I could remember his awe as he’d stood on top of a mountain peak, his smile after launching himself off the high dive. I could envision his happy dance at the end of his first little league game and his palpable delight after soaring across a zip line dangling in the sky.
But I couldn’t remember the moment at the end of the driveway. After all, it was just one of a thousand everyday moments in the yard with my little boy.
His small white teeth gleamed in the moonlight as he continued to waltz down memory lane. “And you stirred up the puddle with a big stick and made all kinds of ripples in the mud so my excavator would have to jump the waves.

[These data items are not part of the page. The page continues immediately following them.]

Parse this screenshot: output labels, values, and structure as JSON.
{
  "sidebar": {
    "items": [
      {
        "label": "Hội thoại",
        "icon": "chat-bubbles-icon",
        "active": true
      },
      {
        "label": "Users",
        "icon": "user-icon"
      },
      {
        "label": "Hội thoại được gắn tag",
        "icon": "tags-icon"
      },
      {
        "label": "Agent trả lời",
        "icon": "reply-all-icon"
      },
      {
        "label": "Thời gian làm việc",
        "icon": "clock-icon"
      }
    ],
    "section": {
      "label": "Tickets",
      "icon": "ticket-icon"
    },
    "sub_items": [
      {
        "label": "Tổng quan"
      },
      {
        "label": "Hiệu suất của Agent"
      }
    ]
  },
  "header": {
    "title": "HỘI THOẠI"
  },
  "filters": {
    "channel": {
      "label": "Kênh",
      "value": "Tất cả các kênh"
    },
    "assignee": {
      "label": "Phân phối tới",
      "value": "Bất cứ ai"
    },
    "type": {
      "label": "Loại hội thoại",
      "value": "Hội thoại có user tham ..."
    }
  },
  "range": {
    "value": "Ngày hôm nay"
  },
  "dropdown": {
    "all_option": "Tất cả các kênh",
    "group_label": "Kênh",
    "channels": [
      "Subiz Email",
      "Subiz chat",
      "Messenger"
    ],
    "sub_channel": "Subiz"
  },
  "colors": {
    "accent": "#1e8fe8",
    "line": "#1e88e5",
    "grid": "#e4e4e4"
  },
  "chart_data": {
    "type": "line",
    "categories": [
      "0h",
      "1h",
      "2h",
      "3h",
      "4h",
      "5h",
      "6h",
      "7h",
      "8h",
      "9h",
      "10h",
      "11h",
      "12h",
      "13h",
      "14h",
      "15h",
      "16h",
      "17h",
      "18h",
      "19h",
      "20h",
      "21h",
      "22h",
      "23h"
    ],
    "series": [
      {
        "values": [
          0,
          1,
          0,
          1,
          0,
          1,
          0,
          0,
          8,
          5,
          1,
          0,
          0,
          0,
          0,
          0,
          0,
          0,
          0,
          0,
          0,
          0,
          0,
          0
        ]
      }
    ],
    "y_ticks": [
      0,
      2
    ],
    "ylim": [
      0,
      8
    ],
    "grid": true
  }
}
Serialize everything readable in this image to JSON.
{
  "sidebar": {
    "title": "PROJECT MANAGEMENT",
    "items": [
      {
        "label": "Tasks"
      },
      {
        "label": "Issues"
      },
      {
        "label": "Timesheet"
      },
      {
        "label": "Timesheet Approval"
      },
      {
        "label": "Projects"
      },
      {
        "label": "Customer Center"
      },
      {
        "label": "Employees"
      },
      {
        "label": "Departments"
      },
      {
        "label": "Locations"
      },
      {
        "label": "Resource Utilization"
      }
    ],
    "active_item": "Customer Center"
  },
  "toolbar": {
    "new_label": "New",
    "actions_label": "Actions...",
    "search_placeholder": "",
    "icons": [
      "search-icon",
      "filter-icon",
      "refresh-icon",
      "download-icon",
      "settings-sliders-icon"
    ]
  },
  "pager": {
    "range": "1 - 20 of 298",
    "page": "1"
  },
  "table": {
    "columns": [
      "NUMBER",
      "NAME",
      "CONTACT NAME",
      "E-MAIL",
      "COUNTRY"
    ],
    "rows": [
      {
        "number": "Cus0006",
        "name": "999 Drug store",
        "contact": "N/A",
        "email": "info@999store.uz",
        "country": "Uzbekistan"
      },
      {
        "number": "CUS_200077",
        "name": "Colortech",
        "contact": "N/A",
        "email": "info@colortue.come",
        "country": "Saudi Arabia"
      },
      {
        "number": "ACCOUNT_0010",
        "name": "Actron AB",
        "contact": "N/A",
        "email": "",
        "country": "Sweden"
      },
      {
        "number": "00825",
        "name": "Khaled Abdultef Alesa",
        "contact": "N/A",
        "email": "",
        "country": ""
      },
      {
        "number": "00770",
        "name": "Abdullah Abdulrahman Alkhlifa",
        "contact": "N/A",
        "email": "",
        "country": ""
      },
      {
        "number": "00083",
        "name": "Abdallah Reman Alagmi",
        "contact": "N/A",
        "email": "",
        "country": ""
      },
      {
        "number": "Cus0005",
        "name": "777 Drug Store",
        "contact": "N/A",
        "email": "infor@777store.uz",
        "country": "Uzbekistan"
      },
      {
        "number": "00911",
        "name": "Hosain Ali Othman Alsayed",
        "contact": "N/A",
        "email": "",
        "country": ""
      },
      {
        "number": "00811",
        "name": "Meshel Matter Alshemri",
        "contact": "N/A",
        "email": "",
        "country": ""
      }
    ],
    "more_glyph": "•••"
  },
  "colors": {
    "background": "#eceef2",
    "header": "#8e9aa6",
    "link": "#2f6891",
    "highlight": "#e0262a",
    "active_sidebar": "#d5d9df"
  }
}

And then Maggie dropped her Polly Pockets in there, too, and I had to use my little firetruck to save them….”
I swallowed a giggle as he told his tale, and I wished I could remember the mud puddle rescue my son was describing.
My boy exhaled a satisfied sigh and laced his small fingers through mine. Eventually his voice faded with the drooping of his eyelids. “That was the best day, Mom,” he whispered as he planted a warm kiss on my cheek and pulled the blankets to his chin.
I lay there, surprised, listening to the rhythmic thrum of my sleepy one’s breathing, and I was reminded that even the most pedestrian moments can be priceless when viewed through the eyes of a child.
And as I crept out of that top bunk, I vowed to remember this freeing truth–
Our children don’t need moms to fill their days with wonder. They have a Creator who has already done that.
Our children simply need moms who are willing to join them in the dirt and celebrate the extraordinary gift of ordinary life.
What’ “ordinary summer memory” with your child is your favorite this year?